Member of 18th Uttar Pradesh Assembly
- In office 2022 – 2 January 2026
- Preceded by: himself
- Constituency: Faridpur

Member of 17th Uttar Pradesh Assembly
- In office 2017–2022
- Preceded by: Siyaram Sagar
- Succeeded by: himself
- Constituency: Faridpur

Personal details
- Born: 1 January 1966 Bareilly, Uttar Pradesh, India
- Died: 2 January 2026 (aged 60) Bareilly, Uttar Pradesh, India
- Citizenship: India
- Party: Bharatiya Janata Party
- Spouse: Manju Lata
- Children: 1 son 2 daughters
- Parent: Radheshyam (Father)
- Education: Post graduate MA, PhD
- Occupation: MLA
- Profession: Politician Teaching

= Shyam Bihari Lal =

Indian politician (1966–2026)

Shyam Bihari Lal (1 January 1966 – 2 January 2026) was an Indian politician. He represented the Faridpur Assembly constituency in Bareilly district of Uttar Pradesh. He was twice MLA from Faridpur.

==Early life and education==
Lal was born in Bareilly of Uttar Pradesh.

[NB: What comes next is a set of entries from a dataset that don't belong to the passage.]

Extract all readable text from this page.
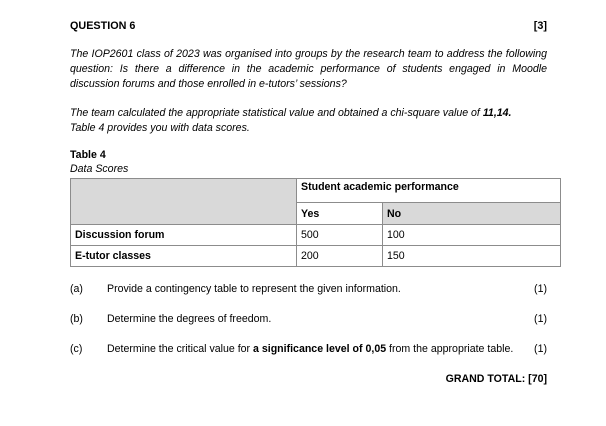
QUESTION 6	[3]
The IOP2601 class of 2023 was organised into groups by the research team to address the following question: Is there a difference in the academic performance of students engaged in Moodle discussion forums and those enrolled in e-tutors’ sessions?
The team calculated the appropriate statistical value and obtained a chi-square value of 11,14.
Table 4 provides you with data scores.
Table 4
Data Scores
	Student academic performance	
	Yes	No
Discussion forum	500	100
E-tutor classes	200	150
(a) Provide a contingency table to represent the given information.	(1)
(b) Determine the degrees of freedom.	(1)
(c) Determine the critical value for a significance level of 0,05 from the appropriate table. (1)
GRAND TOTAL: [70]
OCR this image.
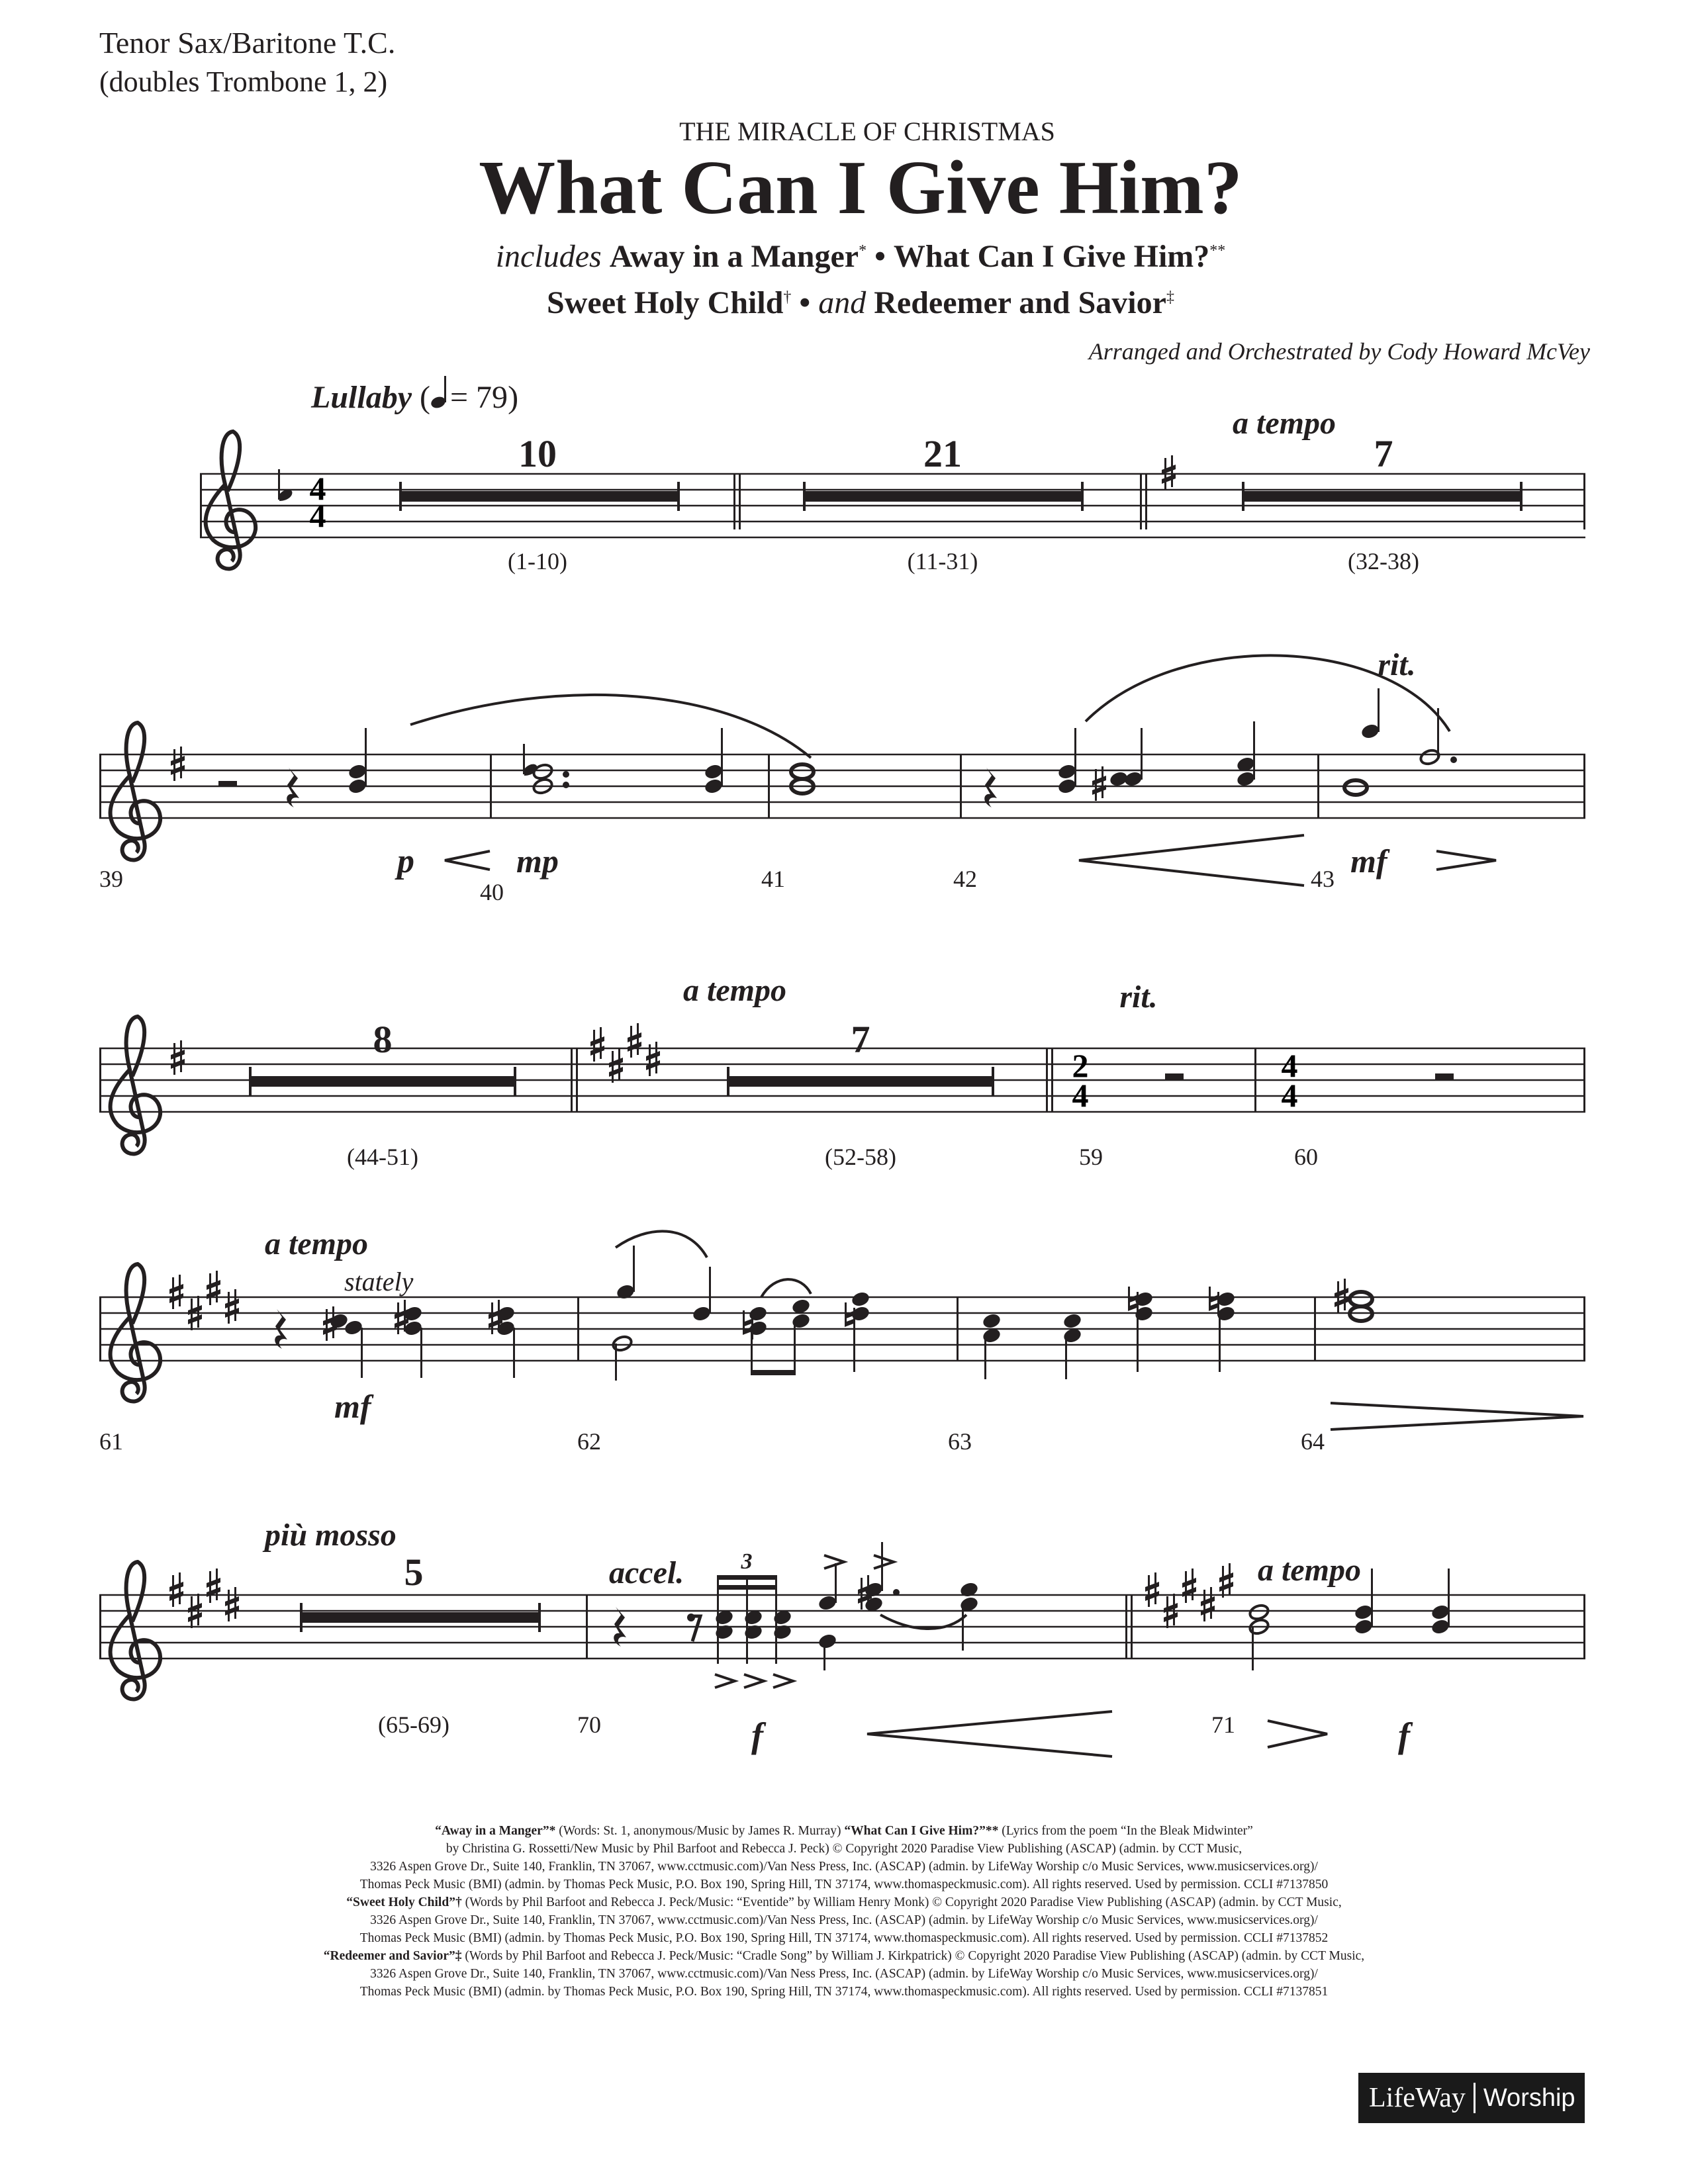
Tenor Sax/Baritone T.C.
(doubles Trombone 1, 2)
THE MIRACLE OF CHRISTMAS
What Can I Give Him?
includes Away in a Manger* • What Can I Give Him?**
Sweet Holy Child† • and Redeemer and Savior‡
Arranged and Orchestrated by Cody Howard McVey
Lullaby ( = 79)
4
4
2
4
4
4
10
(1-10)
21
(11-31)
7
(32-38)
a tempo
rit.
39	40	41	42	43
p	mp	mf
8
(44-51)
7
(52-58)
a tempo	rit.
59	60
a tempo
stately
mf
61	62	63	64
più mosso
5
(65-69)
accel.	3	a tempo
70	71
f	f
“Away in a Manger”* (Words: St. 1, anonymous/Music by James R. Murray) “What Can I Give Him?”** (Lyrics from the poem “In the Bleak Midwinter”
by Christina G. Rossetti/New Music by Phil Barfoot and Rebecca J. Peck) © Copyright 2020 Paradise View Publishing (ASCAP) (admin. by CCT Music,
3326 Aspen Grove Dr., Suite 140, Franklin, TN 37067, www.cctmusic.com)/Van Ness Press, Inc. (ASCAP) (admin. by LifeWay Worship c/o Music Services, www.musicservices.org)/
Thomas Peck Music (BMI) (admin. by Thomas Peck Music, P.O. Box 190, Spring Hill, TN 37174, www.thomaspeckmusic.com). All rights reserved. Used by permission. CCLI #7137850
“Sweet Holy Child”† (Words by Phil Barfoot and Rebecca J. Peck/Music: “Eventide” by William Henry Monk) © Copyright 2020 Paradise View Publishing (ASCAP) (admin. by CCT Music,
3326 Aspen Grove Dr., Suite 140, Franklin, TN 37067, www.cctmusic.com)/Van Ness Press, Inc. (ASCAP) (admin. by LifeWay Worship c/o Music Services, www.musicservices.org)/
Thomas Peck Music (BMI) (admin. by Thomas Peck Music, P.O. Box 190, Spring Hill, TN 37174, www.thomaspeckmusic.com). All rights reserved. Used by permission. CCLI #7137852
“Redeemer and Savior”‡ (Words by Phil Barfoot and Rebecca J. Peck/Music: “Cradle Song” by William J. Kirkpatrick) © Copyright 2020 Paradise View Publishing (ASCAP) (admin. by CCT Music,
3326 Aspen Grove Dr., Suite 140, Franklin, TN 37067, www.cctmusic.com)/Van Ness Press, Inc. (ASCAP) (admin. by LifeWay Worship c/o Music Services, www.musicservices.org)/
Thomas Peck Music (BMI) (admin. by Thomas Peck Music, P.O. Box 190, Spring Hill, TN 37174, www.thomaspeckmusic.com). All rights reserved. Used by permission. CCLI #7137851
LifeWay Worship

He was married and had a son and two daughters. Lal was a postgraduate and also completed his Ph.D.

==Political career==
Lal won the 2022 Uttar Pradesh Legislative Assembly Election defeating Vijay Pal Singh of the Samajwadi Party by a margin of 2921 votes.

==Death==
Lal died from a heart attack in Bareilly, Uttar Pradesh on 2 January 2026, a day after his 60th birthday.